New
Feature
Apache NiFi module (managed data flows)
A managed Apache NiFi runtime inside ILUM for building and operating data flows (ingest, route, transform) with NiFi’s visual canvas. Includes cluster orchestration on Kubernetes, multi-user access, and optional NiFi Registry for versioned flows.
-
What you can do
- Build ingestion pipelines (files, HTTP, SFTP, JDBC, Kafka, MQTT, etc.) with back-pressure, retries, and dead-letter queues.
- Parameterize flows with Parameter Contexts; promote the same flow across dev → test → prod.
- Use NiFi Registry for versioning and rollbacks of flow definitions.

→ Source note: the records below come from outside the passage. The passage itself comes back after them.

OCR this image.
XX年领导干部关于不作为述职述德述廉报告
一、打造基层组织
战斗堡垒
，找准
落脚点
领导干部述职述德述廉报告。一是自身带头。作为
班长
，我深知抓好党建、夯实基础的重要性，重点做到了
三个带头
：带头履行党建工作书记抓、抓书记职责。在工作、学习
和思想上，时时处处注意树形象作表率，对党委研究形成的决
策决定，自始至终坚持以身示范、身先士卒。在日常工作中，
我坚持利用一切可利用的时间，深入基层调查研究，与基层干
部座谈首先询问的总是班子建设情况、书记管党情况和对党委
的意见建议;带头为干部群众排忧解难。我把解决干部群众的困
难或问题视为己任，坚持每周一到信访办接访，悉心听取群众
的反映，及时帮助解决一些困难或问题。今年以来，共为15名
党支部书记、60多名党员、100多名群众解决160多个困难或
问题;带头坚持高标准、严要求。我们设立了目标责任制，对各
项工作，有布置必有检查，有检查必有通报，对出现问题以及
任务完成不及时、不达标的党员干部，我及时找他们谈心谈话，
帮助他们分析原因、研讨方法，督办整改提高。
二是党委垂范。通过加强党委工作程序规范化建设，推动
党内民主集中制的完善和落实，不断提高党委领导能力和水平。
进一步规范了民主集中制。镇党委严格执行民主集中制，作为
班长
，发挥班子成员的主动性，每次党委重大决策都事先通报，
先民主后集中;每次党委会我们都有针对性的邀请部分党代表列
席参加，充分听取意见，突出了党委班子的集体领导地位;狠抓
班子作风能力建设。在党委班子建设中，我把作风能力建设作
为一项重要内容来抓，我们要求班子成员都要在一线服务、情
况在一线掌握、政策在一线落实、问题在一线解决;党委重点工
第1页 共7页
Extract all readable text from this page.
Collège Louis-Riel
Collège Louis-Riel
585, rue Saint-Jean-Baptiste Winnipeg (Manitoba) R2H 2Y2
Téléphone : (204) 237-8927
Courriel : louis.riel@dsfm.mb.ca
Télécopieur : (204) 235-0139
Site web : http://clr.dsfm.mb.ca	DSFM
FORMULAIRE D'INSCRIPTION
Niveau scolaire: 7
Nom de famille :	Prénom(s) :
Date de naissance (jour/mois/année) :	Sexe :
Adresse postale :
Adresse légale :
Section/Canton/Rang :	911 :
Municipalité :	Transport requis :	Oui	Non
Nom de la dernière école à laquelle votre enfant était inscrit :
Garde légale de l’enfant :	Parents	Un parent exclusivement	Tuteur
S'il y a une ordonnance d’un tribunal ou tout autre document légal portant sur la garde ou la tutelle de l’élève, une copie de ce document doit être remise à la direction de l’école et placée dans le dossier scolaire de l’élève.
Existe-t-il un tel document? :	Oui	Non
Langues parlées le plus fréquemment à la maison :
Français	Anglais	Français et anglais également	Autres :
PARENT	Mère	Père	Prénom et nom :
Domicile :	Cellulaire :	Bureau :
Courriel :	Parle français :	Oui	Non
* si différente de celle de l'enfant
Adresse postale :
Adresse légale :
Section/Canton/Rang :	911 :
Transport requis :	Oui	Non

- Emit operational metrics to ILUM/Prometheus; view logs and bulletins in one place.
- Land data to HDFS/S3/MinIO/Ceph; hand off to Spark/SQL jobs for table writes (Iceberg/Delta/Hudi).
- (Optional) Capture read/write events from NiFi processors for ILUM lineage (per your processors/targets).
-
Why it helps
- Standardizes edge and bulk ingestion without writing glue code.
- Makes operational controls (retry, rate limit, back-pressure) a first-class part of pipelines.
- Shortens time to wire up sources → landing zones → curated tables.
-
Compatibility
- NiFi 2.x with optional NiFi Registry.
- Works with ILUM storage backends (HDFS / object storage).
- For lakehouse table formats, use the pattern: NiFi → landing zone → Spark job → Iceberg/Delta/Hudi.
-
How to start
- Enable the module (Helm): --set nifi.enabled=true (adjust values for sizing, TLS, auth).
- (Recommended) Deploy NiFi Registry and connect it to the cluster.
- Set up Parameter Contexts, controller services (JDBC, SSLContext), and secrets.
- Point outputs to your landing buckets/paths, schedule downstream Spark/SQL jobs from ILUM.
-
Operational notes
- NiFi state and Registry need to be included in backup/DR, align RPO/RTO with your data zones.
- Configure back-pressure thresholds and bulletin alerts to avoid overload.
- Multi-tenant RBAC via NiFi/SSO, restrict controller services by environment.